I don't often do reviews. I think the last time I did one was a critique on +Josh T Jordan's Heroine. Which was a pretty awesome game but generally lacking in a few areas for the style of play I'd have hoped for. (Here's that review)
This time I'm looking at something I've been looking at for a while, +Jesse Morgan's Ronden Marr Player's Guide.
It fits squarely into the genre of gaming products known as "megadungeons".
This is a system agnostic product. It'll go with any system (basically), but is a self contained world for your game (it's not designed to be inserted into an existing game world).
Pretty standard fantasy fare, but with enough twists to keep it fresh and interesting.
It's $1.99. Seriously, I've seen $30 books with less storytelling potential in them.

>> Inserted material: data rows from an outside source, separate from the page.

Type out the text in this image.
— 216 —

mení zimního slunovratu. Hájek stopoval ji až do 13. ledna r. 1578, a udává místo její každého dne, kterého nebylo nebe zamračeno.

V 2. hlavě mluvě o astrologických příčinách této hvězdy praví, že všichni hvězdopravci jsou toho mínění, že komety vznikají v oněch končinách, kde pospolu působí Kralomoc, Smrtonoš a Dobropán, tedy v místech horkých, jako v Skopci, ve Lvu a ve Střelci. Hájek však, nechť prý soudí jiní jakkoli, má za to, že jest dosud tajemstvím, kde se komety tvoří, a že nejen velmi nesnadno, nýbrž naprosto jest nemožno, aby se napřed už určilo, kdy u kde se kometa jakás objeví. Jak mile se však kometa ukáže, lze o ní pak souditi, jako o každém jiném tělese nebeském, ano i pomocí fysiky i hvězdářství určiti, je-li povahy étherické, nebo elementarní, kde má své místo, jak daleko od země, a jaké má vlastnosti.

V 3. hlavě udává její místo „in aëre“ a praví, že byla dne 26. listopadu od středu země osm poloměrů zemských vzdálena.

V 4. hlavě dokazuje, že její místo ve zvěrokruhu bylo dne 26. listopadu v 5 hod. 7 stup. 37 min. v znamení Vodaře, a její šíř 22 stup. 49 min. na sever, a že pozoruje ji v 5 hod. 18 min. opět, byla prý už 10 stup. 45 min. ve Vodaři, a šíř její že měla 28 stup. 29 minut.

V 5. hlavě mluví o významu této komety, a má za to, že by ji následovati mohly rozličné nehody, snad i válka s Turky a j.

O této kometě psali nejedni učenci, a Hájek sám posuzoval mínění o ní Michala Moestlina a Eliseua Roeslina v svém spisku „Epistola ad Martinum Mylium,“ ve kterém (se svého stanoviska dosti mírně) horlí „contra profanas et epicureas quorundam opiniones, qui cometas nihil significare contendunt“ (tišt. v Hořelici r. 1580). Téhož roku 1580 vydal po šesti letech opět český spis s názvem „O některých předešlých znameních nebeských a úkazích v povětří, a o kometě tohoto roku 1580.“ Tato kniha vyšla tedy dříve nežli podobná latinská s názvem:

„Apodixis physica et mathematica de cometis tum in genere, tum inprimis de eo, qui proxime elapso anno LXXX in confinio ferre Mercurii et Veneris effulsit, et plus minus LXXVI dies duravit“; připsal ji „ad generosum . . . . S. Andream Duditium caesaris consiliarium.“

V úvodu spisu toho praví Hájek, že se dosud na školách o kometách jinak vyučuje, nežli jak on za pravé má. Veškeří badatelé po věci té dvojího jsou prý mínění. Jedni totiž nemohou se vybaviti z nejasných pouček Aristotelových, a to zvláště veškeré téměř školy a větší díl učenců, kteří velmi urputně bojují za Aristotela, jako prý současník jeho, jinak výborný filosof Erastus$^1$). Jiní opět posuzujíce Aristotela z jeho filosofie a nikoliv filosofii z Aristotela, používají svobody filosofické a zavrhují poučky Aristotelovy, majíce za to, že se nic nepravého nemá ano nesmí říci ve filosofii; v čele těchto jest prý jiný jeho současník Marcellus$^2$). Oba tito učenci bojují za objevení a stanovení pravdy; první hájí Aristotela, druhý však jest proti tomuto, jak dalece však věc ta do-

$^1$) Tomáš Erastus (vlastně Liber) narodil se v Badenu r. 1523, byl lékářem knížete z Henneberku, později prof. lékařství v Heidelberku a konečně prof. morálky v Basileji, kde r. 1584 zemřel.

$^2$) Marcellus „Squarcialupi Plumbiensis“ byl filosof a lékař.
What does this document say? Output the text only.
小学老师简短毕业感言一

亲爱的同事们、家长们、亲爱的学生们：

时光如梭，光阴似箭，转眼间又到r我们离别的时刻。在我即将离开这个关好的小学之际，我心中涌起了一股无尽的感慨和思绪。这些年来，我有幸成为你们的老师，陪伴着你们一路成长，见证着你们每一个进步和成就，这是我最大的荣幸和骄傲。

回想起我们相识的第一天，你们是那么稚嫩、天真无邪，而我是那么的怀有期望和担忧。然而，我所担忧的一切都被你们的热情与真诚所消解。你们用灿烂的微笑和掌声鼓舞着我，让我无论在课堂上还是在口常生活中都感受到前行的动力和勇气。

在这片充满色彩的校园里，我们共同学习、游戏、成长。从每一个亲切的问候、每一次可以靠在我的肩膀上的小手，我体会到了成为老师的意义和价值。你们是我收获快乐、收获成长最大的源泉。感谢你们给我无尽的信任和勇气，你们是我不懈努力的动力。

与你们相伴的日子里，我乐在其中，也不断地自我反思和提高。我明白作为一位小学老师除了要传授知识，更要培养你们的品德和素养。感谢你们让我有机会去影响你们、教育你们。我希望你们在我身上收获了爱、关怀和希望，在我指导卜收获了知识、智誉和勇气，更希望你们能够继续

Ronden Marr is a vast underground fantasy city built on several levels. It is a Dwarven engineering feat (as many underground cities in fantasy tend to be), but it was built as an ark to protect the surviving population of many races from a global warming catastrophe that has scorched the world.
This players guide is a starting point for the description of a world. It's certainly not a complete game in it's own right...you could probably fit it into just about any other game world, if you wanted to see a claustrophobic political post-apocalyptic conclusion to your campaign, once you establish Ronden Marr as canon, there's no turning back to green and lush pastures.
The first thing that I think as I read through the game is that it feels to me a bit like the now-classic campaign setting "Dark Sun", all the familiar races are there, but they've been twisted slightly to fit in with the way things work in this variant fantasy. Familiar enough that it isn't a leap for new players, but not your run of the mill Tolkein or D&D-clone.
The second thing that I think as I read through it is that I want more images. The current imagery has a bit of a comic feel to it, which is a bit at odds with the logo developed for the settings, so maybe a variety of image styles might help, each depicting the way different races see their setting from their own perspective. I know that images take time, and I wish I had the time to do more images for my own projects, but if I had enough time, I'd love to through a few pictures in Jesse's direction to flesh out the imagery of the world he has described in words.
There seems to be some awesome potential here, and I can only suggest that a few people have a look at it so that he might have the enthusiasm to keep exploring the world (and maybe launch a physical copy of the world in the future).
I am willing to admit that with my own post apocalyptic projects, and a pseudo-megadungeon in the works, there might be a common interest in what this product is trying to achieve and this may be a contributing factor to my enthusiasm in seeing a different approach to the subject matter.